There is also a great talk by John Wilkes (Google Cluster Management, Mountain View) about job scheduling via Omega at Google Faculty Summit 2011 @ http://www.youtube.com/watch?v=0ZFMlO98Jkc
Also, it comes from the age old debate of whether an Operating System is sufficient to perform a certain type of resource management function or should the application which knows about its own semantics build its own resource manager. One popular incarnation of this is Michael Stonebraker's paper on "Operating system support for database management" - http://www.eecs.harvard.edu/~margo/cs165/papers/stonebraker-... where he discusses if Database management systems should builds its own buffer/caching mechanism or those mechanisms provided by filesystems are good enough. This can be extended to the problem in question now, which is about scheduling of jobs on a huge cluster seen as a single computer.
One of the major reasons (of many others) why we moved Databases to separate machines was because OSes did a bad job at scheduling tasks. Rather than saying bad, I think I should say that it is difficult for the operating systems to understand the types of workloads. However, in this particular case, Google knows a lot more about its workloads and hence can do a better job at scheduling them on the same machine.

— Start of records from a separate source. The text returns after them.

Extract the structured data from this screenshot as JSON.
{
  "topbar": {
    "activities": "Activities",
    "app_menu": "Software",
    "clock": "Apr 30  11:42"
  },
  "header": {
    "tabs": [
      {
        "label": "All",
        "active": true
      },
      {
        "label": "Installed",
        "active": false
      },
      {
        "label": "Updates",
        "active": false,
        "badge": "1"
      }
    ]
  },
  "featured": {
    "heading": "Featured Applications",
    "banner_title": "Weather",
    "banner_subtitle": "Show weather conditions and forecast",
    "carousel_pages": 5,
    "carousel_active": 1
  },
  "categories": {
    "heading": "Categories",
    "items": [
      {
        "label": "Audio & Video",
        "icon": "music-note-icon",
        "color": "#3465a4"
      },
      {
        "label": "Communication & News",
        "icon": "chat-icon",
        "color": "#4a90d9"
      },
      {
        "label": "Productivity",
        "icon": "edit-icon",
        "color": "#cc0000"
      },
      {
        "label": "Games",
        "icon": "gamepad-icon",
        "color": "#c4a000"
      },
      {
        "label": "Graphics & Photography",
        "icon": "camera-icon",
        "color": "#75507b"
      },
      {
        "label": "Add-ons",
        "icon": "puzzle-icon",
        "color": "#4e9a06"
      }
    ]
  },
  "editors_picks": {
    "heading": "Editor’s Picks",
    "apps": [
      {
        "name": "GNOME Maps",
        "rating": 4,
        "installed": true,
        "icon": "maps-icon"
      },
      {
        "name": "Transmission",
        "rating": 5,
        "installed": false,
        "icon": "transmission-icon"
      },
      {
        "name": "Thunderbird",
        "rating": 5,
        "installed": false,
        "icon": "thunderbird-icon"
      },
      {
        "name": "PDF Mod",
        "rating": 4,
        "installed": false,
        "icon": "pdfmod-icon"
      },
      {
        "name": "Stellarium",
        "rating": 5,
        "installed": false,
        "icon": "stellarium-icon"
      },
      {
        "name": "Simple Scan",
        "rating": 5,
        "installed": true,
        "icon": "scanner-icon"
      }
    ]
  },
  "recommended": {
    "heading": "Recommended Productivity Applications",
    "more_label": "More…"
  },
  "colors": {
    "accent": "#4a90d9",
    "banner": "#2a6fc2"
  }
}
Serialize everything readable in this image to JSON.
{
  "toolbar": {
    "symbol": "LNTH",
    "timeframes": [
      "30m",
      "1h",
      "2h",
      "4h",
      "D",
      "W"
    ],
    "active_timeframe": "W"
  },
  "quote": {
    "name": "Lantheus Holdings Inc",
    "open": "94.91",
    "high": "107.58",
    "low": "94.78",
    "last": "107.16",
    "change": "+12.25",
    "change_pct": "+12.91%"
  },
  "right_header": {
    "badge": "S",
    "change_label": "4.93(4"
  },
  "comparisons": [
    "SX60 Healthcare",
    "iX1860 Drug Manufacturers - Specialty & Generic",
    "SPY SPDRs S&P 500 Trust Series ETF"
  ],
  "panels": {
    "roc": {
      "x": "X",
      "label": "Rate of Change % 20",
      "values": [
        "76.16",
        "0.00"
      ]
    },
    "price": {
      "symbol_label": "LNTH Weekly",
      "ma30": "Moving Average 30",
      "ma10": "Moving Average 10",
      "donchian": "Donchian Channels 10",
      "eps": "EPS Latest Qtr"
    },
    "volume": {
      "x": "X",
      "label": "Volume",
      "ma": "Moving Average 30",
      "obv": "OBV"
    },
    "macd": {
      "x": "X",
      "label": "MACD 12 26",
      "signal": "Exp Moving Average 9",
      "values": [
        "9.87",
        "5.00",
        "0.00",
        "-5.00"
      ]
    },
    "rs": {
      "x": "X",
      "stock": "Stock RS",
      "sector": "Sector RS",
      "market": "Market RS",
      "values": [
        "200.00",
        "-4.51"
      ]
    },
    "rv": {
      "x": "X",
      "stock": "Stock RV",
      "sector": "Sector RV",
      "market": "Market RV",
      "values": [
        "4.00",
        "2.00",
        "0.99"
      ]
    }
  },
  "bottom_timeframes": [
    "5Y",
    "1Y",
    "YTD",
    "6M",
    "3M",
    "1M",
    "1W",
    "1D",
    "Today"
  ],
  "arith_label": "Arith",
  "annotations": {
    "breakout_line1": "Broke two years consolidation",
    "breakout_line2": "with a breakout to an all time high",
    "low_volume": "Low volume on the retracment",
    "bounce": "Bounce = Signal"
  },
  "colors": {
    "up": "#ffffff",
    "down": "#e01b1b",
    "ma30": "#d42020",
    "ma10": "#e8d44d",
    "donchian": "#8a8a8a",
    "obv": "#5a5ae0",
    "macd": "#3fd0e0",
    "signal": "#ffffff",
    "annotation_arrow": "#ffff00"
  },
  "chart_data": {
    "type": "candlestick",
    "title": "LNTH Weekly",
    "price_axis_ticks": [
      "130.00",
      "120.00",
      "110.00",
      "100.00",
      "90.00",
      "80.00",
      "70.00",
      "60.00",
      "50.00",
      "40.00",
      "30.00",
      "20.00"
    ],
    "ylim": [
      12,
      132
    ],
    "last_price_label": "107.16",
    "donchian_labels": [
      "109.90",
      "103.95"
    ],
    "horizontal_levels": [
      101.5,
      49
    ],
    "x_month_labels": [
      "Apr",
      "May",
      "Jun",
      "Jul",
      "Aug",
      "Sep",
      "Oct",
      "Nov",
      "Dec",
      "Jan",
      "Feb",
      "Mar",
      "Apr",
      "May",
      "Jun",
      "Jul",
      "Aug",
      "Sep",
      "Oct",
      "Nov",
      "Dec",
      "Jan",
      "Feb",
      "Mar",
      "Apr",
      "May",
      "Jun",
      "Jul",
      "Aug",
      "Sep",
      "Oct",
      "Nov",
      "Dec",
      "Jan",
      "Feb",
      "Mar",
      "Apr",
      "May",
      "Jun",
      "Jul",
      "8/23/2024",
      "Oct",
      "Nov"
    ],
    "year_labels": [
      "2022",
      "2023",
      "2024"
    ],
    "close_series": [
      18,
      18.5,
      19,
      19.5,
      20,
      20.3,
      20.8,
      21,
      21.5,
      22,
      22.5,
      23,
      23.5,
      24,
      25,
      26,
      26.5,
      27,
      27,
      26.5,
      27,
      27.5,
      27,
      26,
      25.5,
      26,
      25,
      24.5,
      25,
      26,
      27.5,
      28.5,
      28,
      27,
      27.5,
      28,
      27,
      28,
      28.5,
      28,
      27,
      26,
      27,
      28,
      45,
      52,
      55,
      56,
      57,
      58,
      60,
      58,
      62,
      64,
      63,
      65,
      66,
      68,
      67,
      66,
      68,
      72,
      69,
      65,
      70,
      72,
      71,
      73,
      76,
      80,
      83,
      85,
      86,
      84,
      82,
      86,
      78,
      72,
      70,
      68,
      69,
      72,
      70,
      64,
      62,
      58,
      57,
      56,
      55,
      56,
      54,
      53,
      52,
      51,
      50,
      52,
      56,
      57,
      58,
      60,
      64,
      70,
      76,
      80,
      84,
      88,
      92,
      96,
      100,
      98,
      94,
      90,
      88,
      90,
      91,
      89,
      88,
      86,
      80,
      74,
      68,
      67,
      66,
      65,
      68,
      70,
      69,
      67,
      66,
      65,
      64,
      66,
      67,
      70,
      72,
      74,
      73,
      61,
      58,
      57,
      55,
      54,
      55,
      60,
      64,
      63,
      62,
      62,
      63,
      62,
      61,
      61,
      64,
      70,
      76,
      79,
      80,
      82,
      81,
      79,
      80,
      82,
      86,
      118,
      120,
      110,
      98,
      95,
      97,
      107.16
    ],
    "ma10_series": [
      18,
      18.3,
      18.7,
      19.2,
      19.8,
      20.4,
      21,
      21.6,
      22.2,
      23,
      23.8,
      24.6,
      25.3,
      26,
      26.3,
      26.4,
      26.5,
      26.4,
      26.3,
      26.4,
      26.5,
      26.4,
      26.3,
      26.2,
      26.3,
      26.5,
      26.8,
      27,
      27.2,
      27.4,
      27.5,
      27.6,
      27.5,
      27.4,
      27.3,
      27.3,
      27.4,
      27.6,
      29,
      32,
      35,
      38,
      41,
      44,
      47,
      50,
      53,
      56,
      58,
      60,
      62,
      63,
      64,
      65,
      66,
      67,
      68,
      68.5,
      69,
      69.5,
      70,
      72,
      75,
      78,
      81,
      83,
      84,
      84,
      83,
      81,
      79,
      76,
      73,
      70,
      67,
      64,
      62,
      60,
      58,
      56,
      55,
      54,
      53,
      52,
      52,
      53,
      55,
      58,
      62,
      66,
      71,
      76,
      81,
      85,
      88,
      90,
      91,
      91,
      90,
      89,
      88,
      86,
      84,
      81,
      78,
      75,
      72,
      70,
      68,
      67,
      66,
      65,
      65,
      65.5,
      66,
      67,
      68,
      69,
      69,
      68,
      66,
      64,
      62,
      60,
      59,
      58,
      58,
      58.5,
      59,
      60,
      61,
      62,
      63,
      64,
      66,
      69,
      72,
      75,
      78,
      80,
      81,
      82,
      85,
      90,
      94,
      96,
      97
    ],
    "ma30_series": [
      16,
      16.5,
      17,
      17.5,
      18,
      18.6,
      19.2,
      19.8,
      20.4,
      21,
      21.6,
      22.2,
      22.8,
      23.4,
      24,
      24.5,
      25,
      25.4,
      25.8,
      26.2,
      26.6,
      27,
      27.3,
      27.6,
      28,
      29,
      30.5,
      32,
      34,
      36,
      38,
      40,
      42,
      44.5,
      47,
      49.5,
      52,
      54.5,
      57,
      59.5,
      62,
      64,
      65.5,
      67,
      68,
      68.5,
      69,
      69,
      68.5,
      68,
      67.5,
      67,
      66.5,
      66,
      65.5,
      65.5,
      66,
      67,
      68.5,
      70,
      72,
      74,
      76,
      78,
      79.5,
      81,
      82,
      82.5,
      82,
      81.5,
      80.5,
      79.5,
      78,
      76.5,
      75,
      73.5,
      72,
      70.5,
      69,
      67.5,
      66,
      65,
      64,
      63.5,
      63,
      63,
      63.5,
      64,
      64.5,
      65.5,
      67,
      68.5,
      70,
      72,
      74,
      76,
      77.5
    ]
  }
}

Also, it is very important to note that Google has been able to do this because they run 1000s of machines next to each other and everything is distributed. If they can't schedule a task on a particular machine because it is overloaded, they always have the choice of scheduling that task on a next machine in the rack. This may not be the case for most people outside Google. If they are using a single machine to host both the database and the computation itself and if for some reason that machine is already running at its peak, there is no other option than making the tasks to be scheduled wait, because there is no where else to schedule those tasks.
Moving DBs to separate machines was really to keep the utilization at low levels so that there would be cycles available when needed.
EDIT: Typo fixes.
~2002: move everything off to its own dual-cpu server
~2007: move everything to its own dual core vm on an 8-core server
~2012: put everything on each 16/32 core box but manage its resources via cgroups (or just overprovisioning)
Using well-known ports severely restricts flexibility of scheduling.